La bascule de IPv4 à IPv6 est un travail de longue haleine. Confrontés à l’explosion des usages et des utilisateurs et à l’extinction des adresses IPv4, les régulateurs pressent les opérateurs et les spécialistes du réseau de migrer vers le protocole IPv6. Cette migration se fait doucement, car elle nécessite, outre une volonté des acteurs, de rénover l’architecture réseau. Opérateurs et équipementiers réseaux ont trouvé des astuces pour traduire les adresses IPv4 en adresse IPv6 et s’appuyer sur les réseaux IPv4 afin de faire transiter des adresses IPv6. Mais le CCDCoE ( Cooperative Cyber Defence Centre of Excellence) de l’OTAN considère cette approche de migration comme un risque en matière de cybersécurité.

Le centre de recherche indique dans une étude que le mécanisme de transition IPv6 en mode tunnel (capable de gérer l’IPv6 sur des réseaux IPv4) pourrait favoriser la mise en place de canaux de communication malveillants, soit sur le protocole IPv4 seul ou sur sur le double flux IPv4 et IPv6. Cette technique est indétectable par les systèmes de détection d’intrusion réseau (NIDS), comme Snort, Suricata, Bro, ET, Moloch… Afin de démontrer la dangerosité de ce qu’il dénonce, le CCDoE a élaboré deux outils basés sur les mécanismes de migration vers IPv6 pour créer des canaux invisibles chargés d’exfiltrer des données. « L’utilisation accrue d’IPv6 dans les attaques ouvre la voie à une persistance à long terme, une exfiltration d’informations sensibles ou un contrôle à distance du système », peut-on lire dans l’étude.

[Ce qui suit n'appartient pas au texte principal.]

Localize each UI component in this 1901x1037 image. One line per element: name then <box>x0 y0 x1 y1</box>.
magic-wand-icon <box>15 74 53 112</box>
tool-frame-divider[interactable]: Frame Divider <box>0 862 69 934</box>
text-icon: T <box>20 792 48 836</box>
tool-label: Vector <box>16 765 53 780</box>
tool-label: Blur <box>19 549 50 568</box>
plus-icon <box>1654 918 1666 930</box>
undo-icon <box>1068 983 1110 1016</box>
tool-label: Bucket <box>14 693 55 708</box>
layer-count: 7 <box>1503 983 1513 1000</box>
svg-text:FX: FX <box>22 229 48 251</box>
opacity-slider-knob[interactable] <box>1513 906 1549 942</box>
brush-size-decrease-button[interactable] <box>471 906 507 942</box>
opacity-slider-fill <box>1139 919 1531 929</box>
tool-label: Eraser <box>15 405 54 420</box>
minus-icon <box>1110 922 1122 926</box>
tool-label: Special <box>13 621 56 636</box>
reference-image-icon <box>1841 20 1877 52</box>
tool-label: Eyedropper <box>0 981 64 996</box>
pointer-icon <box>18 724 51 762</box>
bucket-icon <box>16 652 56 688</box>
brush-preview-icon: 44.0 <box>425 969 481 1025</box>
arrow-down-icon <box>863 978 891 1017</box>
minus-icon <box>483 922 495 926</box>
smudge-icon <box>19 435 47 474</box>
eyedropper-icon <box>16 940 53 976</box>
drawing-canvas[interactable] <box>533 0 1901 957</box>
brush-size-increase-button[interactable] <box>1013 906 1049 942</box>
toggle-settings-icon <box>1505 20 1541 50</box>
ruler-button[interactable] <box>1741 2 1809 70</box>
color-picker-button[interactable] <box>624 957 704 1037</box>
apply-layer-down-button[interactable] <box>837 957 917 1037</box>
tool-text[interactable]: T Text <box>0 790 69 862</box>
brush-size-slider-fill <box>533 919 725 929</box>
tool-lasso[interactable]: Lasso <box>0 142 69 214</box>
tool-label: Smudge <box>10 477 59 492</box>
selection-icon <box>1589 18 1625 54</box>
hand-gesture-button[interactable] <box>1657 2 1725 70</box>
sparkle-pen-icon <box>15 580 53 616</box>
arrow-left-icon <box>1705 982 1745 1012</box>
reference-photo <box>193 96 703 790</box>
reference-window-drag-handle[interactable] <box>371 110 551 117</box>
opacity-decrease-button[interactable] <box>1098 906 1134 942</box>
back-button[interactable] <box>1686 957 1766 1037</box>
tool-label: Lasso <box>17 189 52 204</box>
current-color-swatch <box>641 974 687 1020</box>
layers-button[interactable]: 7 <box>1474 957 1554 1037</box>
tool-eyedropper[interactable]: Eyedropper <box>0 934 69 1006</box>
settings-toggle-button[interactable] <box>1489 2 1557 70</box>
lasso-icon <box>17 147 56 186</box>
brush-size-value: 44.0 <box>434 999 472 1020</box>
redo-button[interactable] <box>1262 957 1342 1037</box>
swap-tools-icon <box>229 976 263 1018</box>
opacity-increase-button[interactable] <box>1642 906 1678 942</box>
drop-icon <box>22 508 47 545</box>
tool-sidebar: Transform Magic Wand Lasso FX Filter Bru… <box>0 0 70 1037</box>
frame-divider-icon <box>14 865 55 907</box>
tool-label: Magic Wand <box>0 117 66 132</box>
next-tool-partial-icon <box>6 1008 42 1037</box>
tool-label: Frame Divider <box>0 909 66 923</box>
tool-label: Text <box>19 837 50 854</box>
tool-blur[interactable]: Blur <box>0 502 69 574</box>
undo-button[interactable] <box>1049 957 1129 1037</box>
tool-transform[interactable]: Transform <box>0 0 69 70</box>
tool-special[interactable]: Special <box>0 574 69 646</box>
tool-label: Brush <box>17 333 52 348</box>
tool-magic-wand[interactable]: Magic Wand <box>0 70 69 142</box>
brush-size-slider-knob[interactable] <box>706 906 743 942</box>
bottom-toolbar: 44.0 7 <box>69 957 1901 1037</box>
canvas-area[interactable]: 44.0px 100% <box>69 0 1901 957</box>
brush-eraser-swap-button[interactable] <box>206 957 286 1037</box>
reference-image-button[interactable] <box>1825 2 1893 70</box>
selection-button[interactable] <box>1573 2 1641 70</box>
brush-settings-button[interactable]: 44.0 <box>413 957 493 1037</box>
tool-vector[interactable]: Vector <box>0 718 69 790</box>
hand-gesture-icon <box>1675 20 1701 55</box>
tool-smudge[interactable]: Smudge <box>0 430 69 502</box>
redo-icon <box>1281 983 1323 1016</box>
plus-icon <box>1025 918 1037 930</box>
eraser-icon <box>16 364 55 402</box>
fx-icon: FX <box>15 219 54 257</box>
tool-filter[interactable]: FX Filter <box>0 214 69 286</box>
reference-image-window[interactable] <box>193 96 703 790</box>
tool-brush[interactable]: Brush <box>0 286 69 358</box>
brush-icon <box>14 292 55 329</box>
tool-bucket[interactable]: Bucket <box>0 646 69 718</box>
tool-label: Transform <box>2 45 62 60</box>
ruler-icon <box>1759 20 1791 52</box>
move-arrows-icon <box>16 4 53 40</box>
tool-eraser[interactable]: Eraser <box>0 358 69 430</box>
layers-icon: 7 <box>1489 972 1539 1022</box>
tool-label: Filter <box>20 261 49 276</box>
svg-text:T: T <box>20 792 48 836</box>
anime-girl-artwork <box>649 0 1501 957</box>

De nouvelles menaces indétectables

Dans le même temps, le rapport montre que les outils de sécurité existants pour analyser et surveiller comportent « des vulnérabilités significatives et des handicaps sérieux ». Ils pêchent notamment dans la détection des menaces les plus récentes. « Toute méthode raisonnablement sophistiquée pour exfiltrer des données sera difficile à détecter en temps réel par les NIDS actuels, en particulier dans les cas où les données sont fractionnées et où les morceaux ainsi créés utilisent des connexions ou des protocoles différents (par exemple IPv4 et IPv6) », indiquent les chercheurs.

Un challenge pour les éditeurs de solutions de sécurité et les administrateurs. Les chercheurs de l’OTAN estiment que les premiers doivent modifier la façon dont ils analysent et interprètent les flux réseaux pour détecter les nouvelles menaces. Les administrateurs, eux, doivent avoir les moyens de configurer, déployer et surveiller correctement les solutions de sécurité pour être conscients des flux sur le réseau.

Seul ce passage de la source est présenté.